For the past two decades, Sean Cahill has been a leader the fight for lesbian, gay, bisexual and transgender (LGBT) equality and science-based HIV prevention and care. Cahill currently serves as Managing Director of Public Policy, Research and Community Health at Gay Men’s Health Crisis in New York. Cahill’s policy priorities have included advocating for a national AIDS strategy, defunding abstinence-only-until-marriage, repealing the federal funds ban on syringe exchange, and repealing the HIV entry ban. Cahill oversees prevention efforts funded by CDC, SAMHSA, and state and local agencies targeting gay and bisexual men, women, immigrants, youth, and older adults. He serves on the HIV Health and Human Services (Ryan White) Planning Council of New York City, as well as on the Planning Council’s Policy Committee and Priority Setting and Resource Allocation Committee. He is a member of the Sexual Minority Assessment Research Team, which works to add sexuality questions to federal surveys.

 

Cahill led successful efforts to get a $1.4 million appropriation into the FY09 budget to fund the development of a national AIDS strategy through the Office of National AIDS Policy, and to include research and prevention targeting men who have sex with men in Africa and the Caribbean in the reauthorization of the President’s Emergency Plan for AIDS Relief in 2008.

 

Cahill directed the National Gay and Lesbian Task Force Policy Institute from 2001 to 2007, where he created seminal research on demographics, poverty/homelessness, family recognition, aging, voting, and the anti-gay movement.
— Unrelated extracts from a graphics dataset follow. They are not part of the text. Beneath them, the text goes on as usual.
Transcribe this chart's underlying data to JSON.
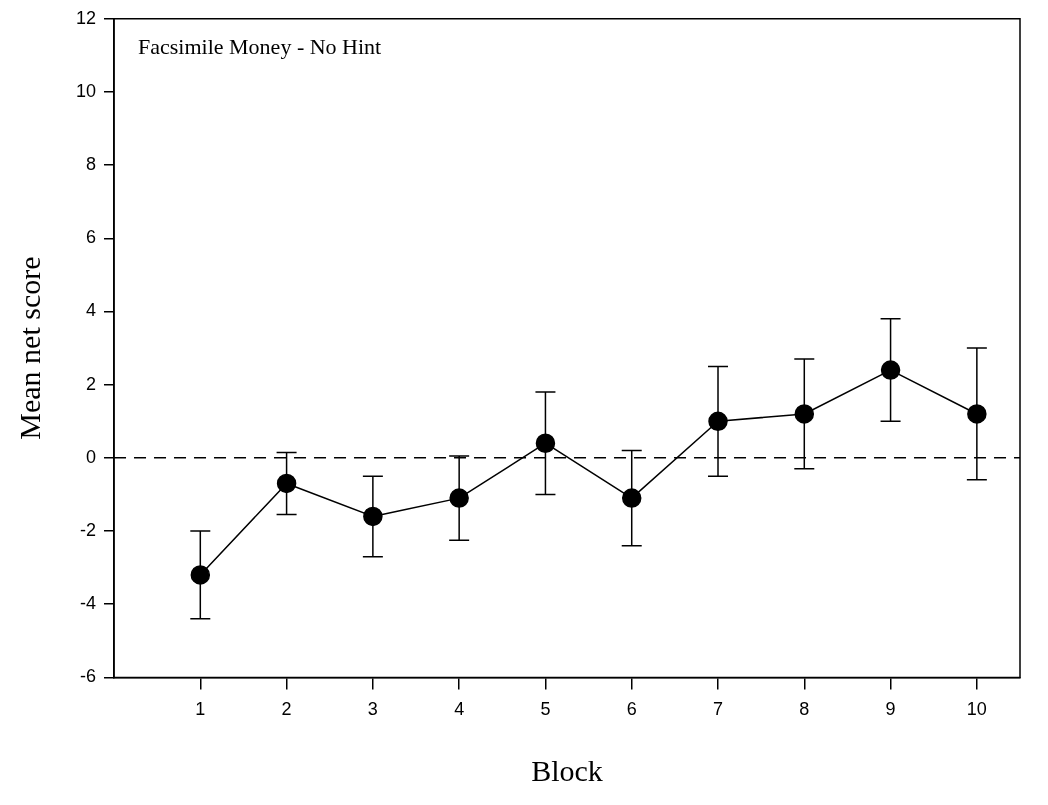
{
  "chart_data": {
    "type": "line",
    "xlabel": "Block",
    "ylabel": "Mean net score",
    "annotations": [
      "Facsimile Money - No Hint"
    ],
    "x": [
      1,
      2,
      3,
      4,
      5,
      6,
      7,
      8,
      9,
      10
    ],
    "series": [
      {
        "color": "#000000",
        "values": [
          -3.2,
          -0.7,
          -1.6,
          -1.1,
          0.4,
          -1.1,
          1.0,
          1.2,
          2.4,
          1.2
        ],
        "errors": [
          1.2,
          0.85,
          1.1,
          1.15,
          1.4,
          1.3,
          1.5,
          1.5,
          1.4,
          1.8
        ]
      }
    ],
    "xlim": [
      0,
      10.5
    ],
    "xticks": [
      1,
      2,
      3,
      4,
      5,
      6,
      7,
      8,
      9,
      10
    ],
    "ylim": [
      -6,
      12
    ],
    "yticks": [
      -6,
      -4,
      -2,
      0,
      2,
      4,
      6,
      8,
      10,
      12
    ],
    "ref_lines": [
      {
        "axis": "y",
        "value": 0,
        "line_style": "dashed",
        "color": "#000000"
      }
    ],
    "marker": "circle",
    "line_style": "solid",
    "grid": false,
    "legend": false
  }
}
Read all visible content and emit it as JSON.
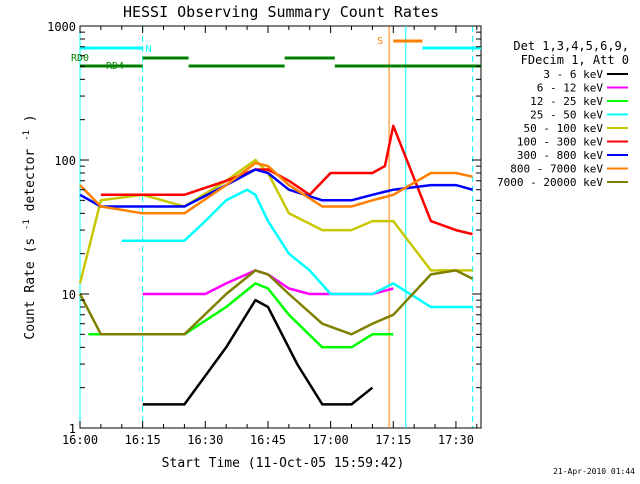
{
  "chart_data": {
    "type": "line",
    "title": "HESSI Observing Summary Count Rates",
    "xlabel": "Start Time (11-Oct-05 15:59:42)",
    "ylabel_main": "Count Rate (s",
    "ylabel_sup1": "-1",
    "ylabel_mid": " detector",
    "ylabel_sup2": "-1",
    "ylabel_end": ")",
    "yscale": "log",
    "ylim": [
      1,
      1000
    ],
    "xlim": [
      "16:00",
      "17:36"
    ],
    "x_ticks": [
      "16:00",
      "16:15",
      "16:30",
      "16:45",
      "17:00",
      "17:15",
      "17:30"
    ],
    "y_ticks": [
      "1",
      "10",
      "100",
      "1000"
    ],
    "legend_header": [
      "Det 1,3,4,5,6,9,",
      "FDecim 1, Att 0"
    ],
    "legend_position": "right",
    "footer": "21-Apr-2010 01:44",
    "annotations": {
      "n_label": "N",
      "s_label": "S",
      "rd0_label": "RD0",
      "rd4_label": "RD4"
    },
    "series": [
      {
        "name": "3 - 6 keV",
        "color": "#000000",
        "x": [
          "16:00",
          "16:15",
          "16:25",
          "16:35",
          "16:42",
          "16:45",
          "16:52",
          "16:58",
          "17:05",
          "17:10",
          "17:15"
        ],
        "values": [
          null,
          1.5,
          1.5,
          4,
          9,
          8,
          3,
          1.5,
          1.5,
          2,
          null
        ]
      },
      {
        "name": "6 - 12 keV",
        "color": "#ff00ff",
        "x": [
          "16:00",
          "16:15",
          "16:25",
          "16:30",
          "16:35",
          "16:42",
          "16:45",
          "16:50",
          "16:55",
          "17:00",
          "17:05",
          "17:10",
          "17:15"
        ],
        "values": [
          null,
          10,
          10,
          10,
          12,
          15,
          14,
          11,
          10,
          10,
          10,
          10,
          11
        ]
      },
      {
        "name": "12 - 25 keV",
        "color": "#00ff00",
        "x": [
          "16:00",
          "16:02",
          "16:15",
          "16:25",
          "16:35",
          "16:42",
          "16:45",
          "16:50",
          "16:58",
          "17:05",
          "17:10",
          "17:15"
        ],
        "values": [
          null,
          5,
          5,
          5,
          8,
          12,
          11,
          7,
          4,
          4,
          5,
          5
        ]
      },
      {
        "name": "25 - 50 keV",
        "color": "#00ffff",
        "x": [
          "16:00",
          "16:10",
          "16:25",
          "16:30",
          "16:35",
          "16:40",
          "16:42",
          "16:45",
          "16:50",
          "16:55",
          "17:00",
          "17:05",
          "17:10",
          "17:15",
          "17:24",
          "17:30",
          "17:34"
        ],
        "values": [
          null,
          25,
          25,
          35,
          50,
          60,
          55,
          35,
          20,
          15,
          10,
          10,
          10,
          12,
          8,
          8,
          8
        ]
      },
      {
        "name": "50 - 100 keV",
        "color": "#c8c800",
        "x": [
          "16:00",
          "16:05",
          "16:15",
          "16:25",
          "16:35",
          "16:42",
          "16:45",
          "16:50",
          "16:58",
          "17:05",
          "17:10",
          "17:15",
          "17:24",
          "17:30",
          "17:34"
        ],
        "values": [
          12,
          50,
          55,
          45,
          70,
          100,
          80,
          40,
          30,
          30,
          35,
          35,
          15,
          15,
          15
        ]
      },
      {
        "name": "100 - 300 keV",
        "color": "#ff0000",
        "x": [
          "16:00",
          "16:05",
          "16:15",
          "16:25",
          "16:35",
          "16:42",
          "16:45",
          "16:50",
          "16:55",
          "17:00",
          "17:05",
          "17:10",
          "17:13",
          "17:15",
          "17:24",
          "17:30",
          "17:34"
        ],
        "values": [
          null,
          55,
          55,
          55,
          70,
          85,
          85,
          70,
          55,
          80,
          80,
          80,
          90,
          180,
          35,
          30,
          28
        ]
      },
      {
        "name": "300 - 800 keV",
        "color": "#0000ff",
        "x": [
          "16:00",
          "16:05",
          "16:15",
          "16:25",
          "16:35",
          "16:42",
          "16:45",
          "16:50",
          "16:58",
          "17:05",
          "17:10",
          "17:15",
          "17:24",
          "17:30",
          "17:34"
        ],
        "values": [
          55,
          45,
          45,
          45,
          65,
          85,
          80,
          60,
          50,
          50,
          55,
          60,
          65,
          65,
          60
        ]
      },
      {
        "name": "800 - 7000 keV",
        "color": "#ff8000",
        "x": [
          "16:00",
          "16:05",
          "16:15",
          "16:25",
          "16:35",
          "16:42",
          "16:45",
          "16:50",
          "16:58",
          "17:05",
          "17:10",
          "17:15",
          "17:24",
          "17:30",
          "17:34"
        ],
        "values": [
          65,
          45,
          40,
          40,
          65,
          95,
          90,
          65,
          45,
          45,
          50,
          55,
          80,
          80,
          75
        ]
      },
      {
        "name": "7000 - 20000 keV",
        "color": "#808000",
        "x": [
          "16:00",
          "16:05",
          "16:15",
          "16:25",
          "16:35",
          "16:42",
          "16:45",
          "16:50",
          "16:58",
          "17:05",
          "17:10",
          "17:15",
          "17:24",
          "17:30",
          "17:34"
        ],
        "values": [
          10,
          5,
          5,
          5,
          10,
          15,
          14,
          10,
          6,
          5,
          6,
          7,
          14,
          15,
          13
        ]
      }
    ]
  }
}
In the late1990s he chaired the Lesbian and Gay Political Alliance of Massachusetts. Cahill is the author of Same-sex marriage in the United States: Focus on the facts (2004: Lexington), and co-author of Policy issues affecting lesbian, gay, bisexual and transgender families (2007: University of Michigan) and the forthcoming Education policy issues affecting lesbian, gay, bisexual and transgender youth (in press, University of Michigan). He has published many articles and book chapters, most recently “Black and Latino same-sex couple households and the racial dynamics of anti-gay activism,” in Black sexualities: Probing powers, passions, practices, and policies (Battle, J. and Barnes, S., Editors, 2010: Rutgers University Press).